The word prosopopeia means “a figure of speech in which..”
- …an imaginary or absent person is represented as acting or speaking
- …an inanimate object or something abstract is represented as possessing human form; personification
The word comes from Latin prosopopoeia, which comes from Greek prosopopoiia (personification), which is made up of pros- (facing) plus ops (eye) plus poiein (to make)
This word showed up in the mid-1500s
I rejected circadian because I was pretty close to the meaning.
Pronounced: pruh-so-puh-PEE-uh (also spelled prosopopoeia)
Notes: Quite a long word!
The phrase scarlet pimpernel means, as one might guess, “a person who rescues others from mortal danger by smuggling them across a border”.
The book The Scarlet Pimpernel came out in 1903 and was popular. English speakers began to use scarlet pimpernel to refer to anyone who smuggled people in danger to a safe haven in another country. Over the years, the term has become more generalized and can now refer to a person who is daring, mysterious, or evasive.
This word began to be used in the early 1900s.
I rejected wraith because I knew the meaning.
Pronounced: SKAR-luht PIM-per-nuhl, noun
Notes: I have read the book, The Scarlet Pimpernel, by Baroness Orczy, and I have seen the 1982 film (with Anthony Andrews & Jane Seymour) as well as the 1934 film (with Leslie Howard & Merle Oberon), but I had no idea that this was a word, which is why it is included here. I suspect nearly everyone can guess the definition.
The word mugwump means “an independent, especially in politics”.
The word is humorously explained as someone who sites on a fence with his mug (face) on one side, and his wump (rump) on the other. In truth, the word comes from the Massachusett word mugquomp (leader, great man). Massachusett is a language in the Algonquian language family. The word was used in 1884 to describe a Republican who refused to support their candidate, James Blaine, who had a reputation for corruption. These mugwumps supported Grover Cleveland, making him President of the United States.
The word showed up in the mid-1800s.
Pronounced: MUG-wump, noun
Notes: I’ve run across this word, but couldn’t define it properly
The word pinder refers to a peanut.
This word, according to the dictionary I looked it up in, says that it is primarily used in South Carolina. The word itself comes from the Bantu language in Africa; the peanut itself is native to South America (not the United States), and was first taken to Africa, where it acquired this name (among others). It was then brought to North America. Other words for peanut are “groundnut”, “earthnut”, and “goober” (or as I heard it in grade school, “goober pea”). Like pinder, “goober” comes from the Bantu language.
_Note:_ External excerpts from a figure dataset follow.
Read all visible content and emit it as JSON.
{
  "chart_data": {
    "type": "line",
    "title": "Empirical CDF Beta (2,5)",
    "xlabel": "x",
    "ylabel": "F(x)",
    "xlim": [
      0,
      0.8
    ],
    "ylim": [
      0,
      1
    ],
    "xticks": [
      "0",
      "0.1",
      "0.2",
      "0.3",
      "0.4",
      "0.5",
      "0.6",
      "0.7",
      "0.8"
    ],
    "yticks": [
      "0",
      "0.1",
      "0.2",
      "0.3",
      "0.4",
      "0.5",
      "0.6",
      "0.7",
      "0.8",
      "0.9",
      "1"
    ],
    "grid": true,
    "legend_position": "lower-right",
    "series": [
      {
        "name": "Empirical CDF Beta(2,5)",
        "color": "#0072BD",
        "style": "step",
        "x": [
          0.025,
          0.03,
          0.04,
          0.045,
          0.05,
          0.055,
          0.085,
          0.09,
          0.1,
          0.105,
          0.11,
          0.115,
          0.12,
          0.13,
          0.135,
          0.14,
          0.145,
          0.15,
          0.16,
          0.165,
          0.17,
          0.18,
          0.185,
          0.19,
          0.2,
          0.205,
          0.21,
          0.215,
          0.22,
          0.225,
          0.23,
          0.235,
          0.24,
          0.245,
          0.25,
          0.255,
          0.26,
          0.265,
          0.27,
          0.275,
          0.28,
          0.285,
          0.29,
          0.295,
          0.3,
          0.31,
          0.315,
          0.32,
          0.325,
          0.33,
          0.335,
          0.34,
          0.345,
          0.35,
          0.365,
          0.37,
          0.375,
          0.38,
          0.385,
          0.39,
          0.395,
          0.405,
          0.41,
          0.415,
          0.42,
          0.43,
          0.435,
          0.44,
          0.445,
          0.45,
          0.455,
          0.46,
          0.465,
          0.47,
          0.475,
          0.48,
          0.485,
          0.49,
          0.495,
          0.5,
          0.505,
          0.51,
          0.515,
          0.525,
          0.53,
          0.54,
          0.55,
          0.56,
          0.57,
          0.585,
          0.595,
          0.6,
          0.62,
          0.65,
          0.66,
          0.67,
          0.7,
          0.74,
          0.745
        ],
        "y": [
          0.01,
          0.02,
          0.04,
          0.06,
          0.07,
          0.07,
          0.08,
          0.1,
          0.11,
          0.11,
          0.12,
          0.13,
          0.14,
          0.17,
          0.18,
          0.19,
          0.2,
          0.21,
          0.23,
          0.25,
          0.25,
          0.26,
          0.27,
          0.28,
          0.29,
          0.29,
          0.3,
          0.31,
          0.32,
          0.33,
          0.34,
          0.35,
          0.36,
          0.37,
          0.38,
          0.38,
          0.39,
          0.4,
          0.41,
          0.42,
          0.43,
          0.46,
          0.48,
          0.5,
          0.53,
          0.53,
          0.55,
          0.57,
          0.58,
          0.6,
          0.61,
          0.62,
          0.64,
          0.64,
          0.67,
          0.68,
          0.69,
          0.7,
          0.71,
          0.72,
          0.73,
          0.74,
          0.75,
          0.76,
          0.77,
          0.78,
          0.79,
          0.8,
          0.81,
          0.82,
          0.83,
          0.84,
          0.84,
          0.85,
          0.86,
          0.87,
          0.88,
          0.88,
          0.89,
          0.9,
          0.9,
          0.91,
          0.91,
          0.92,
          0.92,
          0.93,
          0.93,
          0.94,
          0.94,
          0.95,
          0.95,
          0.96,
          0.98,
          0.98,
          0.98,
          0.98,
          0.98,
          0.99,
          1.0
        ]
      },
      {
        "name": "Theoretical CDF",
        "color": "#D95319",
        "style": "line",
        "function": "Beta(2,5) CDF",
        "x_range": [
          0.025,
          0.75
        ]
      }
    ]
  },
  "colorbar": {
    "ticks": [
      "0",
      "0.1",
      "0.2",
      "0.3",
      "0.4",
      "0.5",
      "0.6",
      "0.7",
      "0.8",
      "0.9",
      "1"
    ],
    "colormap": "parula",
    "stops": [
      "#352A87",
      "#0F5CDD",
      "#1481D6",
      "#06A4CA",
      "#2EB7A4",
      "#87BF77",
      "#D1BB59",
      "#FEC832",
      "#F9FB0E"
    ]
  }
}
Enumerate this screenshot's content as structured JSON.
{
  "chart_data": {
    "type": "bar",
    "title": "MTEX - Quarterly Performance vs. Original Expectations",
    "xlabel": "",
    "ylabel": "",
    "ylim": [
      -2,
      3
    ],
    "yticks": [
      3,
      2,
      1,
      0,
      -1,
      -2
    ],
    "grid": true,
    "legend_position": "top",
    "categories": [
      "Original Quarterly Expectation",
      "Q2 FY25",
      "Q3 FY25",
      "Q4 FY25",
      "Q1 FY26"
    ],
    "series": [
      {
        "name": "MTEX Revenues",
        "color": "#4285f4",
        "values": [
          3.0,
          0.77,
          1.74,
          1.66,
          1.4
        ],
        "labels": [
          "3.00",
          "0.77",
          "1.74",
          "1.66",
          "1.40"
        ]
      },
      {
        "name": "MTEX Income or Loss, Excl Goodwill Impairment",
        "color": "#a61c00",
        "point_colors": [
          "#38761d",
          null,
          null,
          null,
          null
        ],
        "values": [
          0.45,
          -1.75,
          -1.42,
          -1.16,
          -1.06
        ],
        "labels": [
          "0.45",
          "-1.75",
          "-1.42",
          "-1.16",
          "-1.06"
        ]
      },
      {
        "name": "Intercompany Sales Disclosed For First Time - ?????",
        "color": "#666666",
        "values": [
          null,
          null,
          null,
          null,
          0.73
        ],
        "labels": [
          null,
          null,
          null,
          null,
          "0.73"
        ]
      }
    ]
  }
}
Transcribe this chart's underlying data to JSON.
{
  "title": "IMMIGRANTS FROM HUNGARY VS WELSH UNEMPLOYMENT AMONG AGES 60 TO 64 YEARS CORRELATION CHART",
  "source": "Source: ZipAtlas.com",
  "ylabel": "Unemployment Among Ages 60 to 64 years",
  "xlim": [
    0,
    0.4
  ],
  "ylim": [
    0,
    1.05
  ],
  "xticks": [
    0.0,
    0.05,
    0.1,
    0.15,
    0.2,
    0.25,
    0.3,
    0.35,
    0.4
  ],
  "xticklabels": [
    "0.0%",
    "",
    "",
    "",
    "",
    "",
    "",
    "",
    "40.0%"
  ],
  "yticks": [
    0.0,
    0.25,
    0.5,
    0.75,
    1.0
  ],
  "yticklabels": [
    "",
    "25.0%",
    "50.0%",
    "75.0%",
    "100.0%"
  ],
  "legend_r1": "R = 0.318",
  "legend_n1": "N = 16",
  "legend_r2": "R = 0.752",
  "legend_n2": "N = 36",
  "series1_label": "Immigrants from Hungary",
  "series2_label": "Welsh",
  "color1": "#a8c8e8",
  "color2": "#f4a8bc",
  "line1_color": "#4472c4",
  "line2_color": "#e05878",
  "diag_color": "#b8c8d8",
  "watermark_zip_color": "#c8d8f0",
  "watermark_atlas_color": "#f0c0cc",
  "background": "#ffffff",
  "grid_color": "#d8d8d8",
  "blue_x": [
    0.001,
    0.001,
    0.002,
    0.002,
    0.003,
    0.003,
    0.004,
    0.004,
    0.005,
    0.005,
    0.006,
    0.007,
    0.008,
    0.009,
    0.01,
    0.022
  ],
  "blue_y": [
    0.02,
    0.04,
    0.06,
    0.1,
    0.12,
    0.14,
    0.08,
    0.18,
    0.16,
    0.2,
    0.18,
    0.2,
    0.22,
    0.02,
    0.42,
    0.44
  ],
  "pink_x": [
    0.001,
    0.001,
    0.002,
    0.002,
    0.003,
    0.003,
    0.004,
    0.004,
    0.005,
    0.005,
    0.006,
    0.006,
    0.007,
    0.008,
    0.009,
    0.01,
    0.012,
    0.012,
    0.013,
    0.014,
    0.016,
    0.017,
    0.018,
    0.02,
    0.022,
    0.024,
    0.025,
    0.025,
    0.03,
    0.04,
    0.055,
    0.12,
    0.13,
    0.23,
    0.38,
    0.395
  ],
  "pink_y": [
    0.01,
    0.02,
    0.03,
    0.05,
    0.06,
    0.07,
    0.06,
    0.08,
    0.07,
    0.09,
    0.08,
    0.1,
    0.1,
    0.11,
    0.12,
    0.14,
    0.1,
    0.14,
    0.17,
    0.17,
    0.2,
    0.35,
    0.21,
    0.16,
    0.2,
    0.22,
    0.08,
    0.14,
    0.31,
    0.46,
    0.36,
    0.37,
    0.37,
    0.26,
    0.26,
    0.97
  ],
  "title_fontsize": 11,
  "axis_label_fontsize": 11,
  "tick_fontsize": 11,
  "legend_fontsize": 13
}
This word showed up in the late 1690s
The word dyspepsia was a borderline case: I was pretty close to the meaning, although there is a sense of the word that I wasn’t aware of, but I still decided not to use it.
Pronounced: PIN-der, noun
Notes: This is a word I’ve never heard (that I know of); I ran across it while reading the definition of another word
The word hebetude means “lethargy, dullness”.
This word comes from Late Latin hebetudo (dullness, bluntness). This derives from the Latin root hebes (dull).